Je ne prends plus jamais le métro, ni un bus, ni un train toute seule.

Plus jamais.

Cela remonte à loin.

Je marche, je sais c’est  un peu tendance en ce moment de marcher, mais je suis une pionnière en la matière, voilà des années que j’use mes baskets sur l’asphalte entre mon quartier et la Défense où je travaille.

Quand j’arrive à destination, je m’installe pour un petit noir. On se connaît bien entre  habitués et même si parfois un barman s’en va, un autre arrive, il ne faut guère de temps pour l’adapter à nos besoins.

Je me lève toujours très tôt afin de papoter un moment avec tout mon monde. Ensuite j’enlève mes baskets et mes chaussettes, j’enfile jupe, bas et talons, aux toilettes évidemment. J’ai un grand sac en bandoulière ultra léger pour tous mes accessoires de vie sociale.  Et le soir, je me change au bureau, très vite, dès que l’heure a sonné d’entreprendre les trottoirs. Dix kilomètres aller-retour sous les semelles préservent une silhouette. Mais pour que mes pieds s’assagissent, il a fallu trouver les bonnes chaussures, j’ai tâtonné longtemps, mes orteils s’en souviennent en cors.

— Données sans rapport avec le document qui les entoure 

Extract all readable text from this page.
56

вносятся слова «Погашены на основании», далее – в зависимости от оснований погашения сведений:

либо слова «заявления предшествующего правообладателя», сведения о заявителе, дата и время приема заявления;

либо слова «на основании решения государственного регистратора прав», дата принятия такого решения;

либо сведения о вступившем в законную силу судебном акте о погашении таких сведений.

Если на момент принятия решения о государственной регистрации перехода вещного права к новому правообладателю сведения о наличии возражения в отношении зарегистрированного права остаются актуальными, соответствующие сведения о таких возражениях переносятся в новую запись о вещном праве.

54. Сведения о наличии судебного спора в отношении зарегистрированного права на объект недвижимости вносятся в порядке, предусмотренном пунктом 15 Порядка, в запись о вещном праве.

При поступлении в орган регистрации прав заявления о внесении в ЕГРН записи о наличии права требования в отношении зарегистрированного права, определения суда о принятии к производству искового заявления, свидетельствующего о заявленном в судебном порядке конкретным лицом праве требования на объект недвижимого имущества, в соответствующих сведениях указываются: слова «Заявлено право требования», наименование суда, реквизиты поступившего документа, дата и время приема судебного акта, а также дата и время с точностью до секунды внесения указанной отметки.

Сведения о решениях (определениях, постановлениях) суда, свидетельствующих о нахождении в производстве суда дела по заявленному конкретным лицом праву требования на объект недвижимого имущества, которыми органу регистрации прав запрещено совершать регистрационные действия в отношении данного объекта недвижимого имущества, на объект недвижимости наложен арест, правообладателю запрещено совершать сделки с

Cette mode des talons est une torture, mais il serait malvenu de passer la porte sans tenue adéquate : cravates pour les sieurs, talons pour les dames. Les codes vestimentaires dans les hautes sphères de la bureaucratie des multinationales s’ils sont issus d’une courtisanerie, n’en sont pas moins obligatoires si vous voulez garder votre poste, y compris le plus infime des postes de secrétaire ou de standardiste.

Quand j’atteins mon bureau, une lettre de la direction prône devant l’écran. Tout à coup j’ai des sueurs chaudes, très chaudes. Période pré-ménopause sans doute, sans doute pire.  En effet pire. On me notifie un entretien, et un entretien hors saison des entretiens, c’est-à-dire en mai, n’est pas bon signe. Deux heures devant moi à me ronger la pensée.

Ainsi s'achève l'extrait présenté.